Dalam surat yang dituliskan, yang sebagian besar menggunakan bahasa Sunda dan telah diterjemahkan, korban yang akrab disapa Eneng menyampaikan permohonan maaf kepada keluarga serta mengungkapkan perasaan sakit hati yang dialaminya.

Surat itu berisi permintaan maaf kepada orang tua, guru, dan beberapa teman-temannya, serta mengungkap perasaan tertekan di lingkungan sekolah. Dalam surat yang sebagian ditulis dalam bahasa Sunda, korban menulis bahwa ia sering disindir oleh teman-teman sekelas dan merasa sakit hati karena ucapan mereka.

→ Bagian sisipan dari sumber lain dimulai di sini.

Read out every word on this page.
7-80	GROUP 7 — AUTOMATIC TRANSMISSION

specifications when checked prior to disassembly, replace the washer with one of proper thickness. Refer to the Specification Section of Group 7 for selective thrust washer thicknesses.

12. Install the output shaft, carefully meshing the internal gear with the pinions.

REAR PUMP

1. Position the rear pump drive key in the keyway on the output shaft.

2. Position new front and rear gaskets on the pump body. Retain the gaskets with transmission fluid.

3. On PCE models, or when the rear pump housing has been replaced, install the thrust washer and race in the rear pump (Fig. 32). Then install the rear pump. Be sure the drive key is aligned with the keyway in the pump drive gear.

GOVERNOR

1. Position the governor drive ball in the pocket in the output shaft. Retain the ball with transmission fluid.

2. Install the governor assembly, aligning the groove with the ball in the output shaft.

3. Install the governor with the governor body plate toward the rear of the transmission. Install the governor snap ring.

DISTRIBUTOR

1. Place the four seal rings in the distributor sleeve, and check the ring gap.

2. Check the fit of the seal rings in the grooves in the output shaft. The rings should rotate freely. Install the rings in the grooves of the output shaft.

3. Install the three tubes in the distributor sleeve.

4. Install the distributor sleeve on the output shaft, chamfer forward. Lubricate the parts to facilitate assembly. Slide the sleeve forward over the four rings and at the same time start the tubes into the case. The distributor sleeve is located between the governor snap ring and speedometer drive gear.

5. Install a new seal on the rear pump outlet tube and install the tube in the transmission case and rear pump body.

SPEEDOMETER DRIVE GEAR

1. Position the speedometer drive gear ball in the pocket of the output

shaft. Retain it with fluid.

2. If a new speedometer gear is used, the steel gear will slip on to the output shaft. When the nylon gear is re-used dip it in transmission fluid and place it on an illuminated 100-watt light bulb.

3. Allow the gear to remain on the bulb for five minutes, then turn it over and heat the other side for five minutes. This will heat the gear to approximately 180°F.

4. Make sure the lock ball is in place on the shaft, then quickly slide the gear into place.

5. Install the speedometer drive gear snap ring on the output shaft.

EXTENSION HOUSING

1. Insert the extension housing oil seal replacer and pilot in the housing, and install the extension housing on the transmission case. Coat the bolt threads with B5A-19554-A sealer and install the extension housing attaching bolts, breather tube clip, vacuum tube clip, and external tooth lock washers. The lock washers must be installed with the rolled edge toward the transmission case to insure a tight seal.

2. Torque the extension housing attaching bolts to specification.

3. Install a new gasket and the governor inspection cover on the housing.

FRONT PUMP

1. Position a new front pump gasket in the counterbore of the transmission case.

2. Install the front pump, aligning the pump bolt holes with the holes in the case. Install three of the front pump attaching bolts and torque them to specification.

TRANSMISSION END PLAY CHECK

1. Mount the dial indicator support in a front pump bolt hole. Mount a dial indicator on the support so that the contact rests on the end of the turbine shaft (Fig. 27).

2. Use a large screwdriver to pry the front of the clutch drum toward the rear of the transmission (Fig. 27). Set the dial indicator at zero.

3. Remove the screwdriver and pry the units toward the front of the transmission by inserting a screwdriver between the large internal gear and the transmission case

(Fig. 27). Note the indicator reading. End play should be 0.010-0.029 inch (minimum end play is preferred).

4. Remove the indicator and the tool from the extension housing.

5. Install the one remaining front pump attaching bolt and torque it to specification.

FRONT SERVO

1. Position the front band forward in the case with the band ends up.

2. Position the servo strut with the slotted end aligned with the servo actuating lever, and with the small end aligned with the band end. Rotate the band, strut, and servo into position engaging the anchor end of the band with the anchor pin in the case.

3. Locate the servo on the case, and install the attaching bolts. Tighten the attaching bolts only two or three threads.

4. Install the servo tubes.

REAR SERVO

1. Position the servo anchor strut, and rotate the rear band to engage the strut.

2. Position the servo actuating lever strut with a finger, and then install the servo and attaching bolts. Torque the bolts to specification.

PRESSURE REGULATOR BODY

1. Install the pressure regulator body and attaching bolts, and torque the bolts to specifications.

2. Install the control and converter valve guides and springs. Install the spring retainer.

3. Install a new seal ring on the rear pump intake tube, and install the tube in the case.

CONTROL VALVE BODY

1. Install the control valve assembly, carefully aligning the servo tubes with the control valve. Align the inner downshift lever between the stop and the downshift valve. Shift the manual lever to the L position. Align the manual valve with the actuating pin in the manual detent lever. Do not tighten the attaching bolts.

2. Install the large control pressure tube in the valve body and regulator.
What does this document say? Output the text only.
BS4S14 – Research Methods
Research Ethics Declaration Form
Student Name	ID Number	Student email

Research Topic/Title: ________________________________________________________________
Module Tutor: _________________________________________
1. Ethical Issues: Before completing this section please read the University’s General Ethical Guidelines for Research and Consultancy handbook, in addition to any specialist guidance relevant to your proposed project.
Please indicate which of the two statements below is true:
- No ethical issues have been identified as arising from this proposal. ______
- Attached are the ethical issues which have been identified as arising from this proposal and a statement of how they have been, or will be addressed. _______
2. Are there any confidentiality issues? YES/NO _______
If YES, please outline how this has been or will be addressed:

Salah satu bagian surat berbunyi:

“...A bukan tidak mau memaafkan kalian atau A bukan dendam, tapi A sudah berusaha memaafkan kalian-kalian yang sering bikin hati A sakit, entah lewat perkataan, perilaku, tapi tidak perkataan mah sering oleh A didapatkan dari si (menyebutkan nama), tidak tahu salah A apa, tapi A merasa (menyebutkan nama) suka sundar sindir ke A, kayak kejadian yang (menyebutkan nama) bilang, “Paeh we, paeh lah” (“mati aja, mati lah”), itu bikin A benar-benar sakit hati.

RS, tetangga yang masih kerabat korban, membenarkan bahwa surat tersebut ditulis oleh korban. “Dari surat itu keluarga menyimpulkan dugaan bully yang dialami korban, hingga almarhumah bertindak nekat,” ucap RS kepada sukabumiupdate.com, Rabu (29/10/2025).

Korban lahir di Sukabumi pada 8 Juni 2011 merupakan anak dari pasangan Ed dan I. Ditemukan dalam kondisi tidak bernyawa, Selasa malam sekitar pukul 23.15 WIB oleh sang nenek yang hendak mengambil air wudhu.

Di antara klarifikasi dan kenyataan, ada jiwa yang telah memilih diam selamanya. Dan kita, yang membaca, tak bisa hanya percaya kata, kita harus mendengar suara yang tak sempat bersuara.

Catatan redaksi: Berita ini ditulis dengan tujuan memberikan informasi kepada publik. Redaksi tidak bermaksud mengglorifikasi atau mendorong tindakan mengakhiri hidup dalam bentuk apa pun. Jika Anda atau orang yang Anda kenal memiliki kecenderungan mengakhiri hidup atau masalah kesehatan mental segera cari bantuan dari tenaga profesional, keluarga, atau layanan yang disediakan pemerintah.